Heroin abuse during pregnancy, along with the many connected lifestyle factors (e.g., lack of prenatal care) have been linked with numerous adverse end results for babies including low birth mass - a significant risk consideration for ensuing child-development postponement.

In addition to the effects of the drug itself, street heroin may have additives that do not easily dissolve and result in blocking the arteries that lead to the lungs, liver, kidneys or brain. This can result in disease or even death of small patches of cells in essential organs.

With habitual heroin use, tolerance develops. This means the abuser must use more to reach the same intensity of effect. As higher doses are used over time, bodily dependence and addiction grow.

With physical addiction, the body has adapted to the existence of the drug and withdrawal symptoms may happen if use is cut down or stopped. Withdrawal, which in repeated users may transpire as early as a few hours after the last administration, produces drug hunger, agitation, muscle and bone pain, insomnia, diarrhoea and vomiting, cold flushes with goose bumps (\"cold turkey\"), involuntary kicking movements (\"kicking the habit\"), and other symptoms.

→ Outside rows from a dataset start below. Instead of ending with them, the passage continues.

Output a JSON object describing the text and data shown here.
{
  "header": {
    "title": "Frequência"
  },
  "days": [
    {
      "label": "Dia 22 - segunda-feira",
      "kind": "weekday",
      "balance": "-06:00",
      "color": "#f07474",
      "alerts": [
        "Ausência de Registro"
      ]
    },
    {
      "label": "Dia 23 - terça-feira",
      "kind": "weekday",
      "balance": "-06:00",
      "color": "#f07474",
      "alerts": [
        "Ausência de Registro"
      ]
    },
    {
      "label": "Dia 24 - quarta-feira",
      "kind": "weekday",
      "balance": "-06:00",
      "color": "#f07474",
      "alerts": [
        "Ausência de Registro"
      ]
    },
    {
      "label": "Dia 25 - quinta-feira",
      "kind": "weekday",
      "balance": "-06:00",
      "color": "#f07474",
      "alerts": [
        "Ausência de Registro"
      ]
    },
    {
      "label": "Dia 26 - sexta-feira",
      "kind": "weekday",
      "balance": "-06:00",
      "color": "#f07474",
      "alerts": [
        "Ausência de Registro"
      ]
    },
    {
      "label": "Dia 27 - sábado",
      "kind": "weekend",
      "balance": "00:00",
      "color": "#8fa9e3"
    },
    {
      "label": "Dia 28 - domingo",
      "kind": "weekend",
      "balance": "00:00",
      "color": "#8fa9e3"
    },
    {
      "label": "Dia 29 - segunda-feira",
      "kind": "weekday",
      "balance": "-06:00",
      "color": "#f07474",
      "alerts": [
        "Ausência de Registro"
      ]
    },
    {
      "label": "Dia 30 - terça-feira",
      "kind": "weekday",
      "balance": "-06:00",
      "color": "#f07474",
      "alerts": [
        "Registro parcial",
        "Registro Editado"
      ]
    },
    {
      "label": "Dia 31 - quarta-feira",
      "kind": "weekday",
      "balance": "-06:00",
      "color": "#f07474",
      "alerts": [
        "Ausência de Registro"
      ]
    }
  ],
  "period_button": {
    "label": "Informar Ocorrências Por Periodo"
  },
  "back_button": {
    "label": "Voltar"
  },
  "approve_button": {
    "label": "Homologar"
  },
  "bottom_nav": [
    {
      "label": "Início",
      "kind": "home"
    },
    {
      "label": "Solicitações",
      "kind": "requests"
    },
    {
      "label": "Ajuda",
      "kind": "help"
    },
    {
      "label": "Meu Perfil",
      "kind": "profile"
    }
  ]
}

Major withdrawal indicators peak between 48 and 72 hours after the last dose and subside after about a week. Sudden withdrawal by severely dependent abusers who are in poor health is sometimes deadly, although heroin withdrawal is deemed less perilous than alcohol or barbiturate withdrawal.

In many Western societies Methadone is administered to heroin abusers as a alternative to sudden withdrawal. In theory, the methadone is used as an interim aid to help the user get over his or her reliance on heroin The main difficulty with this though is that methadone is even more addictive than the drug it is supposed to be replacing!

This is the irony. Heroin was first created to help individuals who had become hooked on morphine, but it turned out to be more addictive than morphine. Methadone is likewise more addictive than heroin, and it is the addictive quality of the drug that accounts for the terrible number of fatalities.

In the short-term, Methadone is a less dangerous drug than many of its alternatives, but the longer the drug is used and the more intensely the user becomes addicted, the lower the user\'s chances of recovery become.